Update your cover letter and resume

Work with a career counselor to create a resume that effectively highlights the skills and background you have to offer. A career professional can help you uncover skills and experiences that you may not have considered.

Create a LinkedIn account

Linked In is a professional version of Facebook. Through this free service, you can include a professional-looking photo and upload your resume and portfolio. You can join professional groups in your industry, and search for jobs.

Clean up your social media

Employers use Facebook to screen applicants for positions. If you’ve posted photos or opinions that may make you appear unprofessional, you may want to clean up your profile before applying.
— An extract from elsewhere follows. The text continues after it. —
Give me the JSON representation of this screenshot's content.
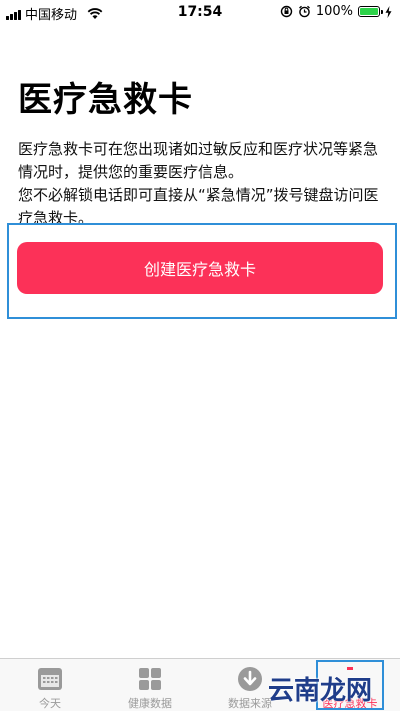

Over 50 percent of jobs are never advertised, which is why it’s important to let people know you’re job hunting. Begin with people you know who have jobs in the industry in which you are looking. Attend community presentations or conferences that will have individuals in your industry in attendance.

Use local resources

The Mesa County Workforce Center, Mesa County Library and Western Colorado Community College offer workshops, classes and individual assistance to older job seekers. The Workforce Center facilitates on-the-job-training and funding for updating skills for qualified individuals.

Attend job fairs

Job fairs provide another great opportunity for networking and job searching. Dress up, take copies of your updated resume, and meet employers. It’s helpful to prepare an elevator pitch to help relay your qualifications to a potential employer.

Search for jobs

Most jobs are posted electronically. Register with Connecting Colorado through the Mesa County Workforce Center. If you’re interested in a particular company, you can search for employment on the company website. Jobs are posted in classifieds sections, and the Sunday edition of the Grand Junction Daily Sentinel has a special jobs section.

Use temp agencies

Employment agencies are looking for workers with a variety of skills. They often need someone to fill a temporary position that resulted from an employee illness or emergency. Sometimes, temporary employment can lead to a permanent job. Employers get to know your work, and if the regular employee is unable to return, the job may be yours.

Volunteer into a career

Individuals can gain valuable skills by volunteering with an organization or company. It’s an opportunity to network with supervisors that may be helpful in landing you a job with a similar organization. If you’re lucky, an opening may occur. In addition, community service looks great on your resume.

Prepare to persevere

Searching for a job is a full-time job. Make sure to document where you’ve applied, contact information and dates. If you’re not receiving any response, your resume and cover letter may need some work. If you are called for interviews, but don’t get the job, you may need to practice your interviewing skills. Seek the help of a career professional to help troubleshoot your process and help find a resolution.